What is the formula for alpha blending for a number of pixels?

Question

I have a number of RGBA pixels, each of them has an alpha component.

So I have a list of pixels: (p0 p1 p2 p3 p4 ... pn) where p_0_ is the front pixel and p_n_ is the farthest (at the back).

The last (or any) pixel is not necessary opaque, so the resulting blended pixel can be somehow transparent also. I'm blending from the beginning of the list to the end, not vice-versa (yes, it is raytracing). So if the result at any moment becomes opaque enough I can stop with correct enough result. I'll apply the blending algorithm in this way: ((((p0 @ p1) @ p2) @ p3) ... )

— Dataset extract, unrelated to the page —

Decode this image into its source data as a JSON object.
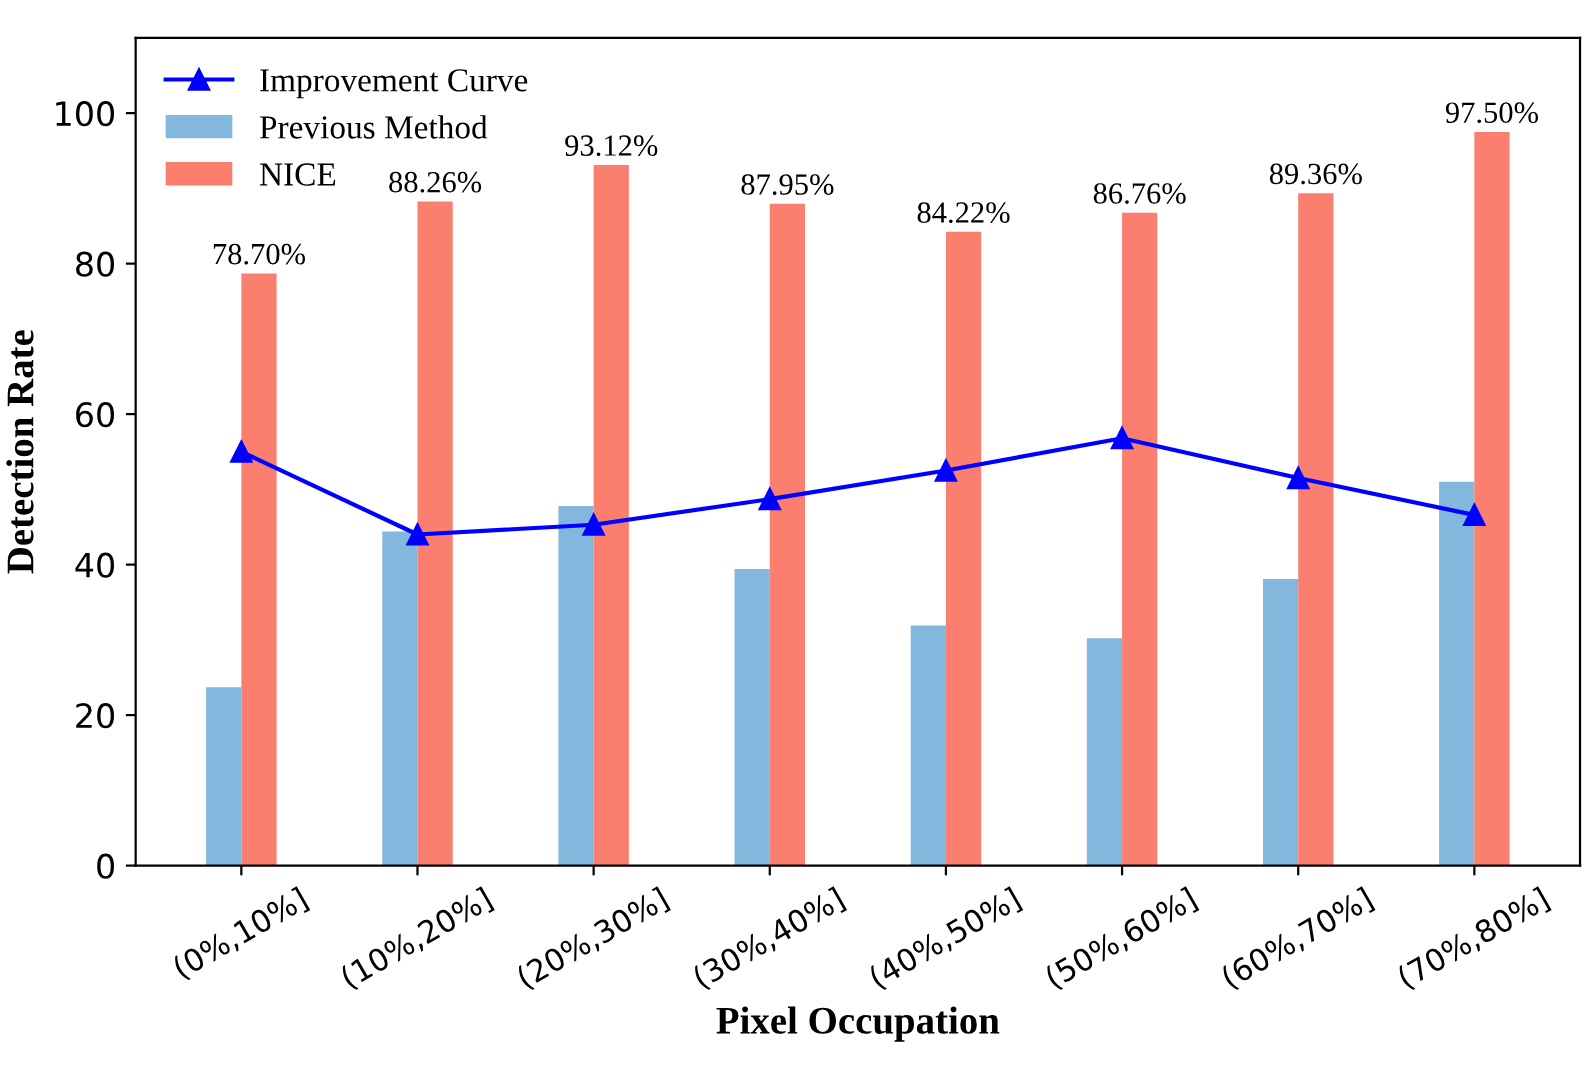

Can anyone suggest me a correct blending formula not only for R, G and B, but for A component also?

UPD: I wonder how is it possible that for determined process of blending colors we can have many formulas? Is it some kind of aproximation? This looks crazy, as for me: formulas are not so different that we really gain efficiency or optimization. Can anyone clarify this?

Answer 1

Alpha-blending is one of those topics that has more depth than you might think. It depends on what the alpha value means in your system, and if you guess wrong, then you'll end up with results that look kind of okay, but that display weird artifacts.

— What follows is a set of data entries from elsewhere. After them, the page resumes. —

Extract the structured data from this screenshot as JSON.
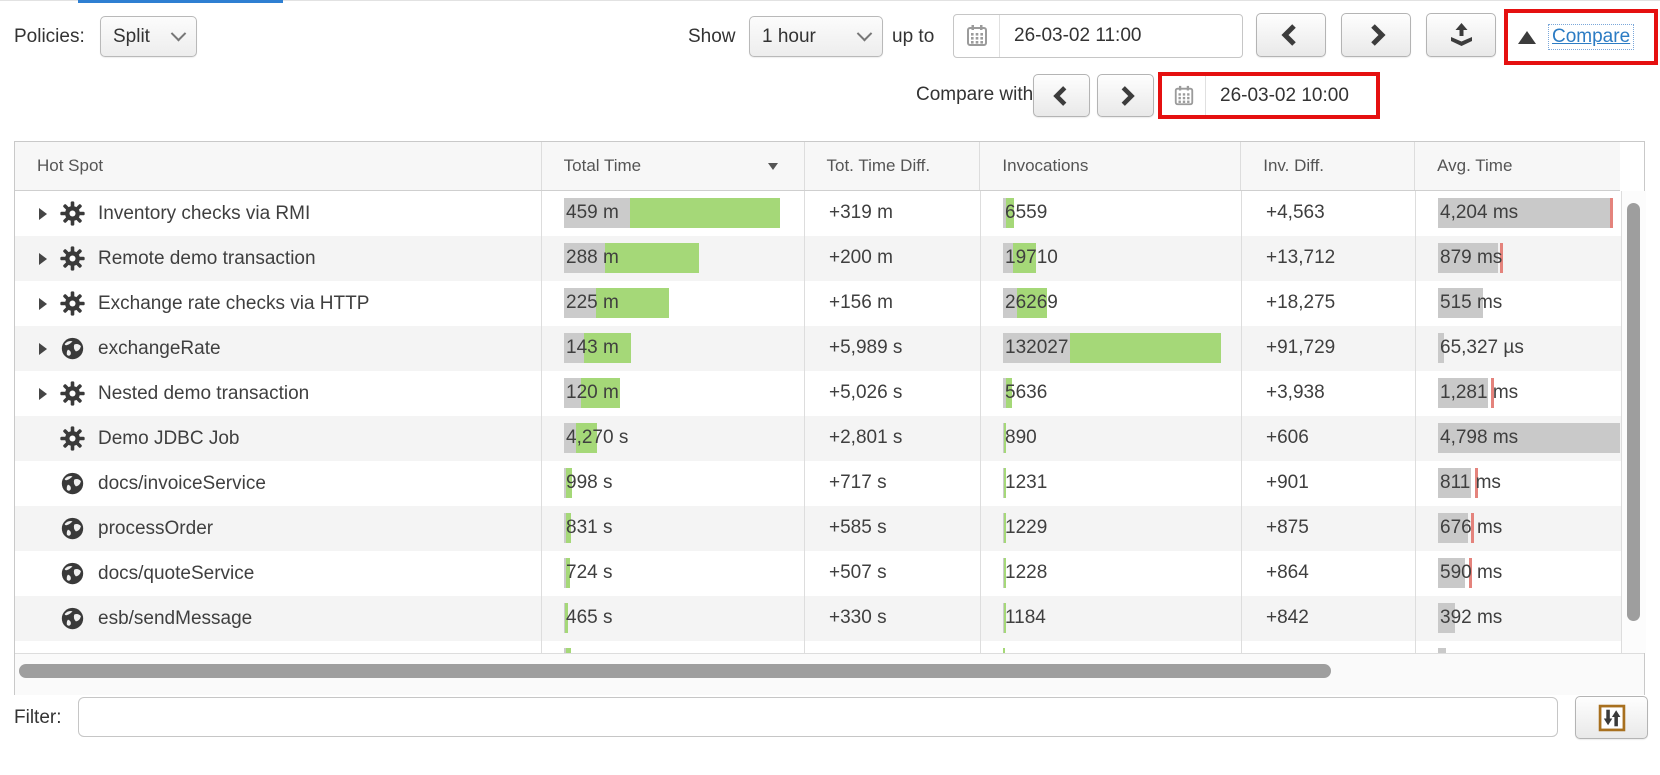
{
  "colors": {
    "accent_blue": "#2e7fd2",
    "bar_green": "#a5d878",
    "bar_gray": "#cbcbcb",
    "avg_marker_red": "#e4837c",
    "annotation_red": "#e51010",
    "link_blue": "#2c7cc4"
  },
  "toolbar": {
    "policies_label": "Policies:",
    "policies_value": "Split",
    "show_label": "Show",
    "show_value": "1 hour",
    "upto_label": "up to",
    "date_value": "26-03-02 11:00",
    "compare_toggle": "Compare",
    "compare_with_label": "Compare with:",
    "compare_date_value": "26-03-02 10:00"
  },
  "table": {
    "columns": [
      "Hot Spot",
      "Total Time",
      "Tot. Time Diff.",
      "Invocations",
      "Inv. Diff.",
      "Avg. Time"
    ],
    "sorted_by": "Total Time",
    "rows": [
      {
        "name": "Inventory checks via RMI",
        "icon": "gear",
        "expandable": true,
        "total_time": "459 m",
        "tt_gray": 66,
        "tt_green": 150,
        "time_diff": "+319 m",
        "invocations": "6559",
        "inv_gray": 3,
        "inv_green": 8,
        "inv_diff": "+4,563",
        "avg_time": "4,204 ms",
        "avg_bar": 175,
        "avg_red": 172
      },
      {
        "name": "Remote demo transaction",
        "icon": "gear",
        "expandable": true,
        "total_time": "288 m",
        "tt_gray": 41,
        "tt_green": 94,
        "time_diff": "+200 m",
        "invocations": "19710",
        "inv_gray": 10,
        "inv_green": 23,
        "inv_diff": "+13,712",
        "avg_time": "879 ms",
        "avg_bar": 60,
        "avg_red": 62
      },
      {
        "name": "Exchange rate checks via HTTP",
        "icon": "gear",
        "expandable": true,
        "total_time": "225 m",
        "tt_gray": 32,
        "tt_green": 73,
        "time_diff": "+156 m",
        "invocations": "26269",
        "inv_gray": 14,
        "inv_green": 30,
        "inv_diff": "+18,275",
        "avg_time": "515 ms",
        "avg_bar": 45,
        "avg_red": -1
      },
      {
        "name": "exchangeRate",
        "icon": "globe",
        "expandable": true,
        "total_time": "143 m",
        "tt_gray": 20,
        "tt_green": 47,
        "time_diff": "+5,989 s",
        "invocations": "132027",
        "inv_gray": 67,
        "inv_green": 151,
        "inv_diff": "+91,729",
        "avg_time": "65,327 µs",
        "avg_bar": 6,
        "avg_red": -1
      },
      {
        "name": "Nested demo transaction",
        "icon": "gear",
        "expandable": true,
        "total_time": "120 m",
        "tt_gray": 17,
        "tt_green": 39,
        "time_diff": "+5,026 s",
        "invocations": "5636",
        "inv_gray": 3,
        "inv_green": 6,
        "inv_diff": "+3,938",
        "avg_time": "1,281 ms",
        "avg_bar": 50,
        "avg_red": 53
      },
      {
        "name": "Demo JDBC Job",
        "icon": "gear",
        "expandable": false,
        "total_time": "4,270 s",
        "tt_gray": 12,
        "tt_green": 21,
        "time_diff": "+2,801 s",
        "invocations": "890",
        "inv_gray": 1,
        "inv_green": 2,
        "inv_diff": "+606",
        "avg_time": "4,798 ms",
        "avg_bar": 182,
        "avg_red": -1
      },
      {
        "name": "docs/invoiceService",
        "icon": "globe",
        "expandable": false,
        "total_time": "998 s",
        "tt_gray": 2,
        "tt_green": 6,
        "time_diff": "+717 s",
        "invocations": "1231",
        "inv_gray": 1,
        "inv_green": 2,
        "inv_diff": "+901",
        "avg_time": "811 ms",
        "avg_bar": 33,
        "avg_red": 37
      },
      {
        "name": "processOrder",
        "icon": "globe",
        "expandable": false,
        "total_time": "831 s",
        "tt_gray": 2,
        "tt_green": 5,
        "time_diff": "+585 s",
        "invocations": "1229",
        "inv_gray": 1,
        "inv_green": 2,
        "inv_diff": "+875",
        "avg_time": "676 ms",
        "avg_bar": 30,
        "avg_red": 33
      },
      {
        "name": "docs/quoteService",
        "icon": "globe",
        "expandable": false,
        "total_time": "724 s",
        "tt_gray": 2,
        "tt_green": 4,
        "time_diff": "+507 s",
        "invocations": "1228",
        "inv_gray": 1,
        "inv_green": 2,
        "inv_diff": "+864",
        "avg_time": "590 ms",
        "avg_bar": 27,
        "avg_red": 31
      },
      {
        "name": "esb/sendMessage",
        "icon": "globe",
        "expandable": false,
        "total_time": "465 s",
        "tt_gray": 1,
        "tt_green": 3,
        "time_diff": "+330 s",
        "invocations": "1184",
        "inv_gray": 1,
        "inv_green": 2,
        "inv_diff": "+842",
        "avg_time": "392 ms",
        "avg_bar": 17,
        "avg_red": -1
      }
    ],
    "partial_row": {
      "tt_gray": 2,
      "tt_green": 5,
      "inv_green": 2,
      "avg_gray": 8
    }
  },
  "footer": {
    "filter_label": "Filter:",
    "filter_value": ""
  }
}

Check out Porter and Duff's classic paper "Compositing Digital Images" for a great, readable discussion and all the formulas. You probably want the "over" operator.

It sounds like you're doing something closer to volume rendering. For a formula and references, see the Graphics FAQ, question 5.16 "How do I perform volume rendering?".

Answer 2

There are various possible ways of doing this, depending on how the RGBA values actually represent the properties of the materials.

Here's a possible algorithm. Start with final pixel colours lightr=lightg=lightb=0, lightleft=1;

For each r,g,b,a pixel encountered evaluate:

lightr += lightleft*r*(1-a)
lightg += lightleft*g*(1-a)
lightb += lightleft*b*(1-a)
lightleft *= 1-a;

(The RGBA values are normalised between 0 and 1, and I'm assuming that a=1 means opaque, a=0 means wholly transparent)

If the first pixel encountered is blue with opacity 50%, then 50% of the available colour is set to blue, and the rest unknown. If a red pixel with opacity 50% is next, then 25% of the remaining light is set to red, so the pixel has 50% blue, 25% red. If a green pixel with opacity 60% is next, then the pixel is 50% blue, 25% red, 15% green, with 10% of the light remaining.

The physical materials that correspond to this function are light-emitting but partially opaque materials: thus, a pixel in the middle of the stack can never darken the final colour: it can only prevent light behind it from increasing the final colour (by being black and fully opaque).